« les Secrets des autres », de Patrick Wang : Silences révélateurs

Dans les Secrets des autres, Patrick Wang poursuit avec finesse sa réflexion sur le deuil.

Ingrid Merckx  • 26 août 2015 abonné·es
« les Secrets des autres », de Patrick Wang : Silences révélateurs
Les Secrets des autres , Patrick Wang, 1 h 43.
© E.D. Distribution

Ils sont côte à côte, la jeune fille un peu devant le jeune homme. La caméra est posée du côté de ce qu’ils regardent et commentent. Pendant toute la séquence, on ne voit pas l’objet de leur attention. On se concentre donc sur leurs mots, leurs expressions, leurs regards : tout ce qui constitue la matière de leur échange et participe de leur relation. Et puis, au bout d’un moment, contrechamp : ce que regardent les jeunes gens apparaît. Ce sont des dioramas. Soit des maquettes de spectacles ou de contes, des décors miniatures avec spectateurs, scène et personnages. Ils ont été réalisés par le père du garçon. Il est mort, et Gordie, 19 ans, se décide alors à ranger l’appartement où ils vivaient tous les deux. L’intérêt que Jess, 23 ans, porte aux dioramas lui fait mesurer leur valeur artistique et le temps qui a passé depuis cette disparition. Le temps du deuil… Jess est en visite chez Gordie comme elle est en visite chez son père, qui habite la maison voisine avec sa seconde femme et leurs deux enfants, Paul et Biscuit, environ 14 et 10 ans. Eux aussi sont en deuil. Chez eux également, c’est l’arrivée imprévue de Jess, un après-midi « pas comme les autres » où Biscuit a séché l’école et fait une chute mystérieuse dans le lac, qui fait naître des questions, des conversations, lesquelles, mises bout à bout, commencent à ressembler à un récit.

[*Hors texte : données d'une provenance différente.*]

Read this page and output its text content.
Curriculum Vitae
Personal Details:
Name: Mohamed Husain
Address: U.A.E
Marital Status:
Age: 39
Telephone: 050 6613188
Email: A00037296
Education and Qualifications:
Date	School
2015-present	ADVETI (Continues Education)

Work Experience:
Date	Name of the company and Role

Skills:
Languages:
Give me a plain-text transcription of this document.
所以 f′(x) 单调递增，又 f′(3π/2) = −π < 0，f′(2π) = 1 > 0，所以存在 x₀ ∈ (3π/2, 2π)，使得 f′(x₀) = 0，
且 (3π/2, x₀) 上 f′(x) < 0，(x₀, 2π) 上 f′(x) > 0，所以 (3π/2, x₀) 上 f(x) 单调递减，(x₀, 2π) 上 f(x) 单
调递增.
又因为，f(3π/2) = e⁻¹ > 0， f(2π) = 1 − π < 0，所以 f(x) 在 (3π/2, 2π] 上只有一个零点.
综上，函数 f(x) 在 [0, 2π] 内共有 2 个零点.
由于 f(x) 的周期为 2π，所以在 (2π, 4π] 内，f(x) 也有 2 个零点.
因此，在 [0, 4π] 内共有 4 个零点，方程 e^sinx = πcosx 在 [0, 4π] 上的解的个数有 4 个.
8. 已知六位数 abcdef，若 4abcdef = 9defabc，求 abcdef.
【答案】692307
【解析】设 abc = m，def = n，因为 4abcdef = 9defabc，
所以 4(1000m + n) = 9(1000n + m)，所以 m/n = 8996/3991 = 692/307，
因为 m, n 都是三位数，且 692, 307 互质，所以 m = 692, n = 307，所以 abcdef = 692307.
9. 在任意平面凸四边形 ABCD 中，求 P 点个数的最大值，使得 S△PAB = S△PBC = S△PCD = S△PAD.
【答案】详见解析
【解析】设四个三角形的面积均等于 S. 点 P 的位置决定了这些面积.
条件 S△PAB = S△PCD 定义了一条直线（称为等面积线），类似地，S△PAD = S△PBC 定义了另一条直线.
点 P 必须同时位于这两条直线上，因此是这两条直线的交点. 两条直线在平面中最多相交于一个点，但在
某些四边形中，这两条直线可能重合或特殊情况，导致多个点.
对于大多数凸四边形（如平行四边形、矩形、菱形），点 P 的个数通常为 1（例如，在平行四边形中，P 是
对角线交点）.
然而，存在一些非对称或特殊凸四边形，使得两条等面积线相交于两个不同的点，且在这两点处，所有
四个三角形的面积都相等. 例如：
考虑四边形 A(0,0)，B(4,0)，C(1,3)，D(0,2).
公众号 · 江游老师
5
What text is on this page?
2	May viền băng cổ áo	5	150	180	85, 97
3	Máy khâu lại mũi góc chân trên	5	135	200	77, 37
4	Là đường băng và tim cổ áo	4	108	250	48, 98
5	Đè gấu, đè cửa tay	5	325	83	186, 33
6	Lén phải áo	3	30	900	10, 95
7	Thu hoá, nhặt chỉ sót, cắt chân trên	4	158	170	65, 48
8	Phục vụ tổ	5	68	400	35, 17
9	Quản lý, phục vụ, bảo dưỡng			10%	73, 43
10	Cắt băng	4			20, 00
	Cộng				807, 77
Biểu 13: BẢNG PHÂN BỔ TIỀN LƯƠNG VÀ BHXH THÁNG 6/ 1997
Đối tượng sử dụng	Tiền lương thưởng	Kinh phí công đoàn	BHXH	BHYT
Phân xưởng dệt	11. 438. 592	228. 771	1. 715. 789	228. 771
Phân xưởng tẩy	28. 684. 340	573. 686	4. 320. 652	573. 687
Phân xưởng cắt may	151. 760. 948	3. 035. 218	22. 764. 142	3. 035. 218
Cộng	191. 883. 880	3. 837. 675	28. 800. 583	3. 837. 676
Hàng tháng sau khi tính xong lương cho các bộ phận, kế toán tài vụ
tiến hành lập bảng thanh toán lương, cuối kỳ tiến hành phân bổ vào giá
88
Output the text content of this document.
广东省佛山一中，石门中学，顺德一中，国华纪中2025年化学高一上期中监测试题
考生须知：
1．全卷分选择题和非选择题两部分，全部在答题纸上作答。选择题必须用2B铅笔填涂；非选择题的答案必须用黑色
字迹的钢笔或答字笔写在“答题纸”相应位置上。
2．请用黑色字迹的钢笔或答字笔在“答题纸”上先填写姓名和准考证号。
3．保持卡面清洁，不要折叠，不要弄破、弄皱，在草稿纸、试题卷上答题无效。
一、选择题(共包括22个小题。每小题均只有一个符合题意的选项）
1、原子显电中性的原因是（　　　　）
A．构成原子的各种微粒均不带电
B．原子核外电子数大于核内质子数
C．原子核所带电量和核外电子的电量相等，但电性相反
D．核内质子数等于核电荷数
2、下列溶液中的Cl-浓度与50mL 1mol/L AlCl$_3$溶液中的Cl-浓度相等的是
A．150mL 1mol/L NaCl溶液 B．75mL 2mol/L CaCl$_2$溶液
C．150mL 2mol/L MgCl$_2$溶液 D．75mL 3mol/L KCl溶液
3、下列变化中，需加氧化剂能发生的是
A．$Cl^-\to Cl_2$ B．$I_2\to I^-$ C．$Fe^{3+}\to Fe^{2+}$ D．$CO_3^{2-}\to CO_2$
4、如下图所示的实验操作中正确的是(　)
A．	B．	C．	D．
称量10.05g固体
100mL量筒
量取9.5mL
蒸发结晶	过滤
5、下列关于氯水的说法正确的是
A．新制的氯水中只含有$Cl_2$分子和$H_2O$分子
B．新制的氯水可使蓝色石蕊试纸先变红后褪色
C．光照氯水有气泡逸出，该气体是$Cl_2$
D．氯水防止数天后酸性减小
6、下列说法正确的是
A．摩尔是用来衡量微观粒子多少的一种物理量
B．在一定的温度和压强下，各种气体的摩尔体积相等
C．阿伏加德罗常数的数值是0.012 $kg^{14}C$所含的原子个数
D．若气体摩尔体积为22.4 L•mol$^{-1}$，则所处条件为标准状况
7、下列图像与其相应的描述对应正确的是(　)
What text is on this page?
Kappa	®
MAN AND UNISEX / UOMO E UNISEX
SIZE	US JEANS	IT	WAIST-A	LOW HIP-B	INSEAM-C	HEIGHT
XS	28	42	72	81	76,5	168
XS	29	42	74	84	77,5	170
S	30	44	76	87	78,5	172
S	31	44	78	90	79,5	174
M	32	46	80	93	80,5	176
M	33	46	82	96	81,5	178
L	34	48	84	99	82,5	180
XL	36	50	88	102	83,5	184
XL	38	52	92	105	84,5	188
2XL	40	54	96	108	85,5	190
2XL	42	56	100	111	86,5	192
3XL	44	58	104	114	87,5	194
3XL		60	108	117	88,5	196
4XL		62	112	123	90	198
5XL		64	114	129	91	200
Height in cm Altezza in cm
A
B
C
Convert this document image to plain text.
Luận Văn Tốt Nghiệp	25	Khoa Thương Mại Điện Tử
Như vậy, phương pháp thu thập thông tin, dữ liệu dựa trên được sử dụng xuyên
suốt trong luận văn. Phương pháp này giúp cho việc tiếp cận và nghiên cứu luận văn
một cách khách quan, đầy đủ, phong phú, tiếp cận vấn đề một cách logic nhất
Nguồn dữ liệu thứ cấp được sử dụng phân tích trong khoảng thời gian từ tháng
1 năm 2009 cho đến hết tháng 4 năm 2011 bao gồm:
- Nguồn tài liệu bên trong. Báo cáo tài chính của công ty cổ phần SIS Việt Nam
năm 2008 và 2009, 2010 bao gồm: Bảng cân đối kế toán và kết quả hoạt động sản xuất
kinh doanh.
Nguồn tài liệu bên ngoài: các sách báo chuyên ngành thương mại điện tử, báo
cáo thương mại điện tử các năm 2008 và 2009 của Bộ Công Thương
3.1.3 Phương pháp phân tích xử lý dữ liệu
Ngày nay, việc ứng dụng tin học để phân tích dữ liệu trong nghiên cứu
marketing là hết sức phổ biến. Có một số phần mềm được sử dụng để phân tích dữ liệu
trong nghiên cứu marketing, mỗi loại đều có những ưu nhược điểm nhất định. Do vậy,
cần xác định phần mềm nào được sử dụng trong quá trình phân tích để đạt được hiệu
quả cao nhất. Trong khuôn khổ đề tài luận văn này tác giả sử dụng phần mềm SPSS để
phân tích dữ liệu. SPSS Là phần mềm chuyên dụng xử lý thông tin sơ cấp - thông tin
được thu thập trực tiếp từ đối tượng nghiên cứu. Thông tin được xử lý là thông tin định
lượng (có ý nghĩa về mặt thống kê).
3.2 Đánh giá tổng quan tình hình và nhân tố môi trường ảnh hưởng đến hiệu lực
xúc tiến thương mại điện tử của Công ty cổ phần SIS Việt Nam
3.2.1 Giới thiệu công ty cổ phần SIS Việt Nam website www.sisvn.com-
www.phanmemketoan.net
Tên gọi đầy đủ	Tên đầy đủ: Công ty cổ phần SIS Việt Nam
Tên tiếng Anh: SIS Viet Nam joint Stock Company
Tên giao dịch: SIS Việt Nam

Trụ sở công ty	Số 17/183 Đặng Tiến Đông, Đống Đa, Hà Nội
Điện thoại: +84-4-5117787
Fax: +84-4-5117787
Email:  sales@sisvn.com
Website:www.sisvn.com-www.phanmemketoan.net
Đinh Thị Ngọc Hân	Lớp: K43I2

Comme dans le précédent film de Patrick Wang, In the Family [^2], ce récit est tout sauf linéaire. Dans les Secret des autres, adapté du roman The Grief of Others de Leah Hager Cohen, et sorte de suite à In the Family, le cinéaste américain d’origine taïwanaise reprend le procédé du flash-back d’une manière si délicate que les scènes du passé se différencient à peine des actuelles. Seul un jeu d’ombres ou de lumières les distingue, semblant signifier qu’elles demeurent très présentes à l’esprit des personnages mais aussi qu’elles arrivent à l’heure dans cette histoire. Comme si l’un des personnages répondait à une demande d’explication par : « Tu te souviens, il y a quelque temps… » Patrick Wang n’aborde pas les sujets frontalement. On apprend assez tard que cette famille a perdu un bébé. Ce qu’il filme d’abord, ce sont les conséquences de ce drame. Ses ondes de choc. Une famille normale a priori, classe moyenne aisée de l’État de New York, mais où des souffrances transpirent tandis que leur sens reste figé dans le silence de chacun. Paul, obèse, est souffre-douleur au collège. Sa sœur joue avec le feu, multipliant les signaux d’alerte. Leur mère prend ses décisions seule et réagit étonnamment bien au motif initial de la venue de sa belle-fille : Jess est enceinte de quelques semaines… Dans n’importe quel scénario cette juxtaposition d’événements qui se font psychologiquement et presque psychanalytiquement écho aurait pu aboutir à un carambolage nauséeux. Mais pas chez Patrick Wang, dont le cinéma incarne décidément la finesse du regard et de l’analyse, et témoigne d’une certaine douceur ou indulgence dans sa vision de l’humanité, sans compter que le cinéaste laisse toujours entrer de la lumière.

Les dialogues sont parfois tronqués, reconstitué par une conversation unique au téléphone ou des phrases qui surgissent en off. Wang ne filme pas à la hauteur des personnages mais toujours un peu plus bas, ou sur le côté, et en 16 millimètres, ce qui fait que le spectateur se sent présent dans le cadre sans toutefois participer. C’est notamment le cas dans cette séquence fugace baignée de rouge où deux visages de femmes dominent le champ en contre-plongée : la caméra semble sur un lit d’hôpital, auprès de Jess, ou du bébé disparu peut-être ? Son rôle de révélateur – comme on le dirait du liquide photo – est signalé au spectateur à travers des plans fixes où l’espace domestique – cuisine, cage d’escalier, chambre – se charge d’un pouvoir énorme : c’est le décor, l’essence du petit théâtre de Patrick Wang, les éléments de ses dioramas personnels, singulièrement mémorables.

[^2]: Cf. Politis n° 1328, du 20 novembre 2014.